– By Rookout, shortlisted for best Enterprise-level SaaS in the 2020 SaaS Awards

From an engineering perspective, SaaS is a far superior way to deliver software. By having full control over the entire value chain, and by limiting what has to be handed off to clients and partners, we can more aggressively optimize the process and gain massive benefits of scale. Simply put: this allows us, as software developers, to build better software.

But that’s not why our customers buy SaaS.

To use an analogy, our customers could buy traditional software applications, learn to operate them, and tailor them to fit their needs — similar to how one could furnish a kitchen, learn to cook, and prepare a 5-course meal. But most of us would prefer to simply order in that fancy meal, especially if we can afford it.

The point here is that for the vast majority of our clients, buying SaaS is not about a better product or a superior-tech stack, but rather about the shifting of responsibilities.

Shifting Responsibilities

Shifting responsibilities means an entirely different mindset is separating the winners from the losers when it comes to SaaS. Successful SaaS companies focus on delivering business value to customers, instead of delivering high-quality software.

This change has manifested itself in multiple paradigm shifts that have occurred in the software development lifecycle over the last decade. The rise of Product Management and Growth Hacking, for instance, are driven by the focus on business value, and rely heavily on quantitative and qualitative feedback loops. The adoption of DevOps practices are all about creating a lean and mean value chain, delivering that value in high-frequency to the end customers, and adapting to the feedback quickly.

But somewhere along the way, software developers have been left behind. Why aren’t we seeing developers move closer to the end-users? Especially when there’s great progress being made in Ops, where Observability has empowered SREs to take charge of the applications serving customers, beyond just caring if they are up or down.

The New Category of Software Understandability

In the finance industry, Understandability is defined as a system’s ability to present information in a manner that can be easily comprehended by whoever is receiving the information. It requires that information should be organized, complete, clear and concise.

In the traditional world of software development, Understandability is usually achieved by ensuring the code is well documented, by tracking changes in source control management tools, and by enforcing knowledge sharing practices such as code reviews, style guides and naming conventions. The first and foremost tenant of software quality is naturally source-code quality, spawning idioms such as “Clean Code” and the “boy scout principle”. In that sense, “Shift Left” is just more of the same. It adds (important) attributes such as security and performance to the definition of high-quality software and gets engineers to own them.

But times are changing. Engineers should now focus more on the quality of the service their software is delivering, rather than only focus on the quality of the application itself. To do that, engineers must understand their applications like never before.

And so we define Software Understandability as the concept that “a system should be presented in such a way that an engineer can quickly and easily comprehend it.” In the world of SaaS, Understandability is a key element in the ability of engineers to provide both high quality applications, and to provide high quality service.
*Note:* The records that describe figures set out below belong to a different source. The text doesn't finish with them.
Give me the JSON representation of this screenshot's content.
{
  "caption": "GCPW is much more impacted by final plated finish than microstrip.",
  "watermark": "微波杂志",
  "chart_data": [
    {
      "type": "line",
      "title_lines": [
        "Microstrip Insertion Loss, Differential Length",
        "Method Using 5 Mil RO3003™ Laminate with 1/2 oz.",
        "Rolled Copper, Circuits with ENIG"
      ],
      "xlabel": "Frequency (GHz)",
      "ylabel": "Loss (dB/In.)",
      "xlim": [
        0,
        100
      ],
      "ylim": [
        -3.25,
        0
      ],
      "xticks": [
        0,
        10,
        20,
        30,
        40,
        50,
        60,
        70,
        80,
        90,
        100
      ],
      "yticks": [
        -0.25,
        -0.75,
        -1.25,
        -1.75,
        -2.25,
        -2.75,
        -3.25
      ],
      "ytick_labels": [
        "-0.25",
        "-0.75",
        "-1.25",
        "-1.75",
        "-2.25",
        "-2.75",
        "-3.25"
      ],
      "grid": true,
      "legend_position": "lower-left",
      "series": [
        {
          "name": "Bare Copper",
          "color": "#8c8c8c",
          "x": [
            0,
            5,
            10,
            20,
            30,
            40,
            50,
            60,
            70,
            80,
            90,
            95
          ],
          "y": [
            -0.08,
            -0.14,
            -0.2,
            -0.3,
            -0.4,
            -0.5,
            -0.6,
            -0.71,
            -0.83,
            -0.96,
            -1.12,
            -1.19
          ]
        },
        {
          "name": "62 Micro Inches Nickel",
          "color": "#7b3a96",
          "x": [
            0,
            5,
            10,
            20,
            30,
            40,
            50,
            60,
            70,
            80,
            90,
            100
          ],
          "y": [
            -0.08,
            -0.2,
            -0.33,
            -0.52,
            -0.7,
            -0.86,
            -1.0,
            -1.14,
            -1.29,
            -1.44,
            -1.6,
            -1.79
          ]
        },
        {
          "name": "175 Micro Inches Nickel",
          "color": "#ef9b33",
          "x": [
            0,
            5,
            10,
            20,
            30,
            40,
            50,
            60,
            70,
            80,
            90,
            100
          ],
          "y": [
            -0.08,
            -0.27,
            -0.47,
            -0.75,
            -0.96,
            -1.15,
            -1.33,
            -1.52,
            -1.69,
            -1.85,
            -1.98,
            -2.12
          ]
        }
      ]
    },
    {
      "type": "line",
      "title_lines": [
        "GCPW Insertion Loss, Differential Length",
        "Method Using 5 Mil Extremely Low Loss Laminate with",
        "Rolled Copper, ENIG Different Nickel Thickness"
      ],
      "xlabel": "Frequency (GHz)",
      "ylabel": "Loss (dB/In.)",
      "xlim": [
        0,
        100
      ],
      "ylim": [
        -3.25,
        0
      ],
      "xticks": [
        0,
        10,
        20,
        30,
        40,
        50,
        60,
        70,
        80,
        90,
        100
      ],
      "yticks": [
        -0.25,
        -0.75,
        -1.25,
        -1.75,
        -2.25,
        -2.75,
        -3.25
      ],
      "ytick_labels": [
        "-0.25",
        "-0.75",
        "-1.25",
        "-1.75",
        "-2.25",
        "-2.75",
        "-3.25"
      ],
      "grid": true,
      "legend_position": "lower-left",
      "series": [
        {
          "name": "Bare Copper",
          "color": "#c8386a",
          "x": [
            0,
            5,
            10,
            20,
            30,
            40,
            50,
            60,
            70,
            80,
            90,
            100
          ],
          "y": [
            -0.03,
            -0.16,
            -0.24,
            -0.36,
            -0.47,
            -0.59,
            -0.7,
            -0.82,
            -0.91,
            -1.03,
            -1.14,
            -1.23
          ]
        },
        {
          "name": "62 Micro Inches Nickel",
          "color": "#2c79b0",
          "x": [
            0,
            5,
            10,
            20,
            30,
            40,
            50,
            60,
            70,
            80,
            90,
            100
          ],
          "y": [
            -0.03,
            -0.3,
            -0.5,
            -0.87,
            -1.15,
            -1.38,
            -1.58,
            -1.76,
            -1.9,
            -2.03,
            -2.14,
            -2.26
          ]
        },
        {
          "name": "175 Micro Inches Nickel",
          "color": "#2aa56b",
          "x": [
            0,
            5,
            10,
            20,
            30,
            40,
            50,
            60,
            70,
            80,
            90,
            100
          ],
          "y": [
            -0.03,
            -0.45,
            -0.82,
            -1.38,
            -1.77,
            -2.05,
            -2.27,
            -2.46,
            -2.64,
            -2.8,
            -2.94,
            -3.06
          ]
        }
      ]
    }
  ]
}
Challenges to Understandability

Bridging the gap between developers and production is quite a challenge. There are 3 main challenges organizations have to overcome to make it work.

1) The concept barrier. Developers spend their time working with source-code, source code management, and testing frameworks. Production is fleshed out in terms of servers, virtual machines, containers, logs, metrics, and traces. Breaking through the barrier requires educating developers on the one hand, but also with providing them with the data they need in a more appropriate manner.

2) Security and operational requirements. Developers are infamously known as a careless lot, and the teams in charge of keeping production up and running generally try to keep them away. Tools and processes must be set up to empower developers to get the information they need, without the possibility of service disruption due to human error.

3) The third and most important challenge has to do with the questions developers ask. Unlike other data consumers within the organization, each and every developer will ask a different question every day. This means changes to data collection should be carried out in seconds, rather than days or months. Very few data pipelines support that level of agility.

Better Understandability Means Happier Customers

In a recent whitepaper from the analyst firm Intellyx titled Why Understandability is Essential to Every Software Developer, Principal Analyst Jason Bloomberg writes that “Developers need better information about how their code is behaving in production – ideally on a line-by-line basis. And they need this information without having to recompile and redeploy the code. What they need is Understandability – information about running code sufficient to understand its behavior on a line-by-line basis, regardless of the complexity of the production environment.”

The most important thing, at the end of the day, is the customer experience. Overcoming the challenges to Understandability will allow us, as engineers and SaaS providers, to deliver an incredible service. Focusing on the business needs of our customers — perhaps even more than on the code itself — is what will separate the winners and losers in the future of SaaS.